The nycweather dataset is a natural fit for a ridgeline plot, where temperature distibutions are compared by month in 2010.

nycweather |>
  filter(!is.na(temp)) |>
  mutate(
    month = lubridate::month(time, label = TRUE, abbr = FALSE),
    tempf = (temp * 9/5) + 32
  ) |>
  ggplot(aes(x = tempf, y = month, fill = stat(x))) +
  geom_density_ridges_gradient(
    scale = 2, rel_min_height = 0.01, 
    color = "gray50", show.legend = FALSE
  ) +
  scale_fill_viridis_c(option = "E") +
  scale_x_continuous(breaks = seq(10, 100, 10)) +
  labs(
    title = "Distributions of Air Temperatures in New York City by Month",
    subtitle = "Uses nearly 13,000 temperature observations from 2010\n",
    caption = "Data source: the nycweather dataset from the dspatterns package.",
    x = "Temperature, ºF", y = NULL
  ) +
  theme_ridges() +
  theme(
    plot.title.position = "plot",
    plot.caption.position = "plot", 
    axis.text = element_text(size = 10)
  )

Warning: `stat(x)` was deprecated in ggplot2 3.4.0.
ℹ Please use `after_stat(x)` instead.

Picking joint bandwidth of 1.48

Figure G.19: A ridgeline plot based on the `nycweather` dataset.

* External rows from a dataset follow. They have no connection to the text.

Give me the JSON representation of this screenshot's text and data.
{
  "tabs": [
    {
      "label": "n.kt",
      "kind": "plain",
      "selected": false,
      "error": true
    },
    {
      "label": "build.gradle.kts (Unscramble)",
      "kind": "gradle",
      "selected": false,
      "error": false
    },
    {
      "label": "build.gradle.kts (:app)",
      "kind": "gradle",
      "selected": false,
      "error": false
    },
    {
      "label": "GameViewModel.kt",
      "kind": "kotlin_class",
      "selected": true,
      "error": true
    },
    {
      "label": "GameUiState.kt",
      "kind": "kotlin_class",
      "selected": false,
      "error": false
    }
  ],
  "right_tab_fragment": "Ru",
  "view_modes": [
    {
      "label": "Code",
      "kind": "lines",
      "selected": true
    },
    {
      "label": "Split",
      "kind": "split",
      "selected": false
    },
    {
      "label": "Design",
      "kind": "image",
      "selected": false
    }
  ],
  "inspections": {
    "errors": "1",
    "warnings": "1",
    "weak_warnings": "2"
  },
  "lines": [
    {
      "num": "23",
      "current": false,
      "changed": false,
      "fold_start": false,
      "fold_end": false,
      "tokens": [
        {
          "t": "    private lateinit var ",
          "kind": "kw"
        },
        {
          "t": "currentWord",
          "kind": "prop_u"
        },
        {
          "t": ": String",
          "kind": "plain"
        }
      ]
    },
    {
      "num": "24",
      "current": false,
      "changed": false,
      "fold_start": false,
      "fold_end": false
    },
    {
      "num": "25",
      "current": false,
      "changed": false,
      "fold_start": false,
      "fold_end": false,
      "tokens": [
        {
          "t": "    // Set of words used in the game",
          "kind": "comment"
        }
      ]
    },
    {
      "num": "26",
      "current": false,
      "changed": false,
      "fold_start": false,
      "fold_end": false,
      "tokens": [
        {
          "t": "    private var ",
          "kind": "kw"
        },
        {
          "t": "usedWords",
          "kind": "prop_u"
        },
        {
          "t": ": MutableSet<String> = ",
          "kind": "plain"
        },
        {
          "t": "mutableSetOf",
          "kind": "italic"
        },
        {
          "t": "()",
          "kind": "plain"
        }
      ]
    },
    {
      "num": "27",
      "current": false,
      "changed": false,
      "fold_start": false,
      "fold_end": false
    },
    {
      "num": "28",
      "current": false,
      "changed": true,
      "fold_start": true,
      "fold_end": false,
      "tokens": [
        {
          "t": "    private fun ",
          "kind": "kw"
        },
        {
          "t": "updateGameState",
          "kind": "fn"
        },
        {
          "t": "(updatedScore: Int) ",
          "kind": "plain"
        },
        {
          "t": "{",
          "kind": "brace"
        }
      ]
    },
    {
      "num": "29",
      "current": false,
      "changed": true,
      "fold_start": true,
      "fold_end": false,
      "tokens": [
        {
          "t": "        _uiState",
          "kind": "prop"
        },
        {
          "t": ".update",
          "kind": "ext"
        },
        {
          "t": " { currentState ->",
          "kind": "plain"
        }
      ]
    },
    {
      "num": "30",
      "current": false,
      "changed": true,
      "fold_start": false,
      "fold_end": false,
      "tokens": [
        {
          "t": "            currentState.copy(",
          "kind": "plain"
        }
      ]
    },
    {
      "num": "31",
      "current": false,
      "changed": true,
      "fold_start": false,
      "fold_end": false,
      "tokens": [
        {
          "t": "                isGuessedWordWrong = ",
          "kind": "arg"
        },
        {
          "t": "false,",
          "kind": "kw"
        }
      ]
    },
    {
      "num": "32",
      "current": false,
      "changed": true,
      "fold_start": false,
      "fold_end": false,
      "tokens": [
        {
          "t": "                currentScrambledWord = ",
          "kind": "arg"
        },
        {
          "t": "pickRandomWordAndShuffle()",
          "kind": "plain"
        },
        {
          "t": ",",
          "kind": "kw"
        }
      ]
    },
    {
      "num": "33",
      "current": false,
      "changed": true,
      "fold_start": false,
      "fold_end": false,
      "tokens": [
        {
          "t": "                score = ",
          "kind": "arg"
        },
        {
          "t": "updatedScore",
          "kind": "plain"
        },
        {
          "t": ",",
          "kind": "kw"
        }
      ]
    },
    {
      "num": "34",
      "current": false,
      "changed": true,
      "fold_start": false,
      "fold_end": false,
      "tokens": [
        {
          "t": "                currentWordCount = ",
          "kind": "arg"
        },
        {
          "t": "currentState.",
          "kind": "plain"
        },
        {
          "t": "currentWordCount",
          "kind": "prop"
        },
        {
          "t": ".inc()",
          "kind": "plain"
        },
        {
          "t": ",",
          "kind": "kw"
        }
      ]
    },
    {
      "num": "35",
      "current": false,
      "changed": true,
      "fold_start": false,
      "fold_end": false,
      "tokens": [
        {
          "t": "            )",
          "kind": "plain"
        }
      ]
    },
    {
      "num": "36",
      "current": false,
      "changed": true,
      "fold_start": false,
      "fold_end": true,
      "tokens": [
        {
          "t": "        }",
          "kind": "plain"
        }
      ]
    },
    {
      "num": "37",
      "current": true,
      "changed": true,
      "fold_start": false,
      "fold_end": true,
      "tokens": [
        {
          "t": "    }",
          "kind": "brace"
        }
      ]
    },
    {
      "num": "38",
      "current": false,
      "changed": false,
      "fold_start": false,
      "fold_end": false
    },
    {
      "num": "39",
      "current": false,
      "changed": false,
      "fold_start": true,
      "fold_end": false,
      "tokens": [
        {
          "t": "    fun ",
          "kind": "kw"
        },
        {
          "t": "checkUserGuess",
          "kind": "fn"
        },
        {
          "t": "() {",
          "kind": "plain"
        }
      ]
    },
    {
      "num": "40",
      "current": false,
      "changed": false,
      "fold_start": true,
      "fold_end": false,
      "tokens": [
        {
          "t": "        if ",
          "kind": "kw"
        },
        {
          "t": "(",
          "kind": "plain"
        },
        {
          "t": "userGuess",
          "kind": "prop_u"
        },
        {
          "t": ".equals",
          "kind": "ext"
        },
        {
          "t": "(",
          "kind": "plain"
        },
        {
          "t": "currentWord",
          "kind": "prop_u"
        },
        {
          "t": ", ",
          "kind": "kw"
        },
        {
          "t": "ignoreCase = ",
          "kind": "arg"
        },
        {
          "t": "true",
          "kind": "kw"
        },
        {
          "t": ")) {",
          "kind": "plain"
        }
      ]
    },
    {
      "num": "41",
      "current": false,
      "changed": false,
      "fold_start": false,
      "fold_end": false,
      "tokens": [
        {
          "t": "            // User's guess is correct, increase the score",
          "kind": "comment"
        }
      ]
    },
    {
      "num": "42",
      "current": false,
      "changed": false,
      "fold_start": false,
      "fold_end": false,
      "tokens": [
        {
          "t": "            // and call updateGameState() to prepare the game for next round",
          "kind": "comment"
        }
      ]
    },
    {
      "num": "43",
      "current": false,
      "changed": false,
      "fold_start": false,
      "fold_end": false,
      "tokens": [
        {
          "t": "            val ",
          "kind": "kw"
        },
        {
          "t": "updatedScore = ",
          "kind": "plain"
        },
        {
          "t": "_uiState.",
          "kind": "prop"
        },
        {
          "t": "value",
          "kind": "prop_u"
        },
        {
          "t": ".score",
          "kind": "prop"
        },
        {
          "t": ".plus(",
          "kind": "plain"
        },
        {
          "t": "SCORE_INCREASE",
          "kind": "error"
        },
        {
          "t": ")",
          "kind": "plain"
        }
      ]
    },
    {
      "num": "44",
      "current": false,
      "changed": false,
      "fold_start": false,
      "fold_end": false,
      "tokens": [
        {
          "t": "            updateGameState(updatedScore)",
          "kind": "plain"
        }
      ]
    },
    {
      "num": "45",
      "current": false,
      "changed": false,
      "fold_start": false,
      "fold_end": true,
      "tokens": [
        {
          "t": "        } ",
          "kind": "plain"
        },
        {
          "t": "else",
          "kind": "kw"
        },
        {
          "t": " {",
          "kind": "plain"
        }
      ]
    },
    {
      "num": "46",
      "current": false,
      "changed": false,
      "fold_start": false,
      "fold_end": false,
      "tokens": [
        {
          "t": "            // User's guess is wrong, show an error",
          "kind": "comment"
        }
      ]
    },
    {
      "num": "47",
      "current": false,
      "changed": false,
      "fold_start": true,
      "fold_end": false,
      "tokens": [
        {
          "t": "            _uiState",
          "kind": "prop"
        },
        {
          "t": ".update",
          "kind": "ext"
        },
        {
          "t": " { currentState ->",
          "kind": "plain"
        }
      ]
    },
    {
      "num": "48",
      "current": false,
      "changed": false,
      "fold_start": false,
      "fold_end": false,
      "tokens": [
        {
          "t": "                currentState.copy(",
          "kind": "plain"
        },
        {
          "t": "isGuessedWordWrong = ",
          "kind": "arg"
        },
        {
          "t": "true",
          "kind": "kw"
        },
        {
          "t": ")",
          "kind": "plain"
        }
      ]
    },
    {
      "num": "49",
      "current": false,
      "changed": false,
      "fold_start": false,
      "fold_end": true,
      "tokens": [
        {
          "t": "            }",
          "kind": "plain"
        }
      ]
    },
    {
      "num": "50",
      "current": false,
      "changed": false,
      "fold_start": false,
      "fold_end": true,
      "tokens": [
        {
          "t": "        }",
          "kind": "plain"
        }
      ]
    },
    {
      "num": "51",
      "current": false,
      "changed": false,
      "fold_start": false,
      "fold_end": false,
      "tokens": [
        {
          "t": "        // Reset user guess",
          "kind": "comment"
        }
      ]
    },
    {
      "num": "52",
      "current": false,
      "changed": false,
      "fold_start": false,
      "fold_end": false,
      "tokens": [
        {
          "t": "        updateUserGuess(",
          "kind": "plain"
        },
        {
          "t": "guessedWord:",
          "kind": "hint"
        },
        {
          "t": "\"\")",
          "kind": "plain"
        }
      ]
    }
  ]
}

The ridgeline plot clearly conveys the distributions of temperatures for each month of 2010. The gradient used in each fill is pleasing to the eye and is highly interpretable. The other comparable plot that uses this data (the Cleveland dot plot) has much less information than this plot contains, and the ridgeline variation simply presents so much better.

G.4 Summary

Lollipop plots (similar to bar plots but using less ink) are composed of a dot and a connecting line and they can be made in ggplot by using geom_segment() and geom_point() (specifically in that order).
Cleveland dot plots are composed of two or more dots connected by a line, making these plots suitable for ranged data with an appearance similar to lollipop plots; they are made in ggplot by using geom_line() and geom_point() (again, order matters here).
Scatter plots are useful during exploratory data analysis and, with a little care, can make for highly presentable plots that compare two variables across multiple observations; they are generated in ggplot using geom_point() and require at least the x and y aesthetics (mapped to continuous data values).
There are several plot types that are useful for understanding the distributions of data: histograms (geom_histogram()), boxplots (geom_boxplot()), violin plots (geom_violin()), density plots (geom_density()), and ridgeline plots (geom_density_ridges() and geom_density_ridges_gradient(), both provided by the ggridges package).
We can make a plot more presentation ready by adding/modifying labels (with labs()), setting a predefined theme (e.g., theme_minimal() or theme_bw()), modifying one or more theme elements (with the huge amount of options in theme()), using plot annotations (with geom_text() or annotate()), modifying axis breaks (by using breaks in the scale_x_*() or scale_y_*() functions), and more!
To help ggplot make better plots (with automatic legends and a sensible ordering of plot elements), we often need to transform the data with functions from dplyr (e.g., select(), filter(), mutate(), group_by()/summarize(), arrange(), etc.), tidyr (pivot_longer()), and forcats (any relevant fct_*() function for setting/modifying factor levels).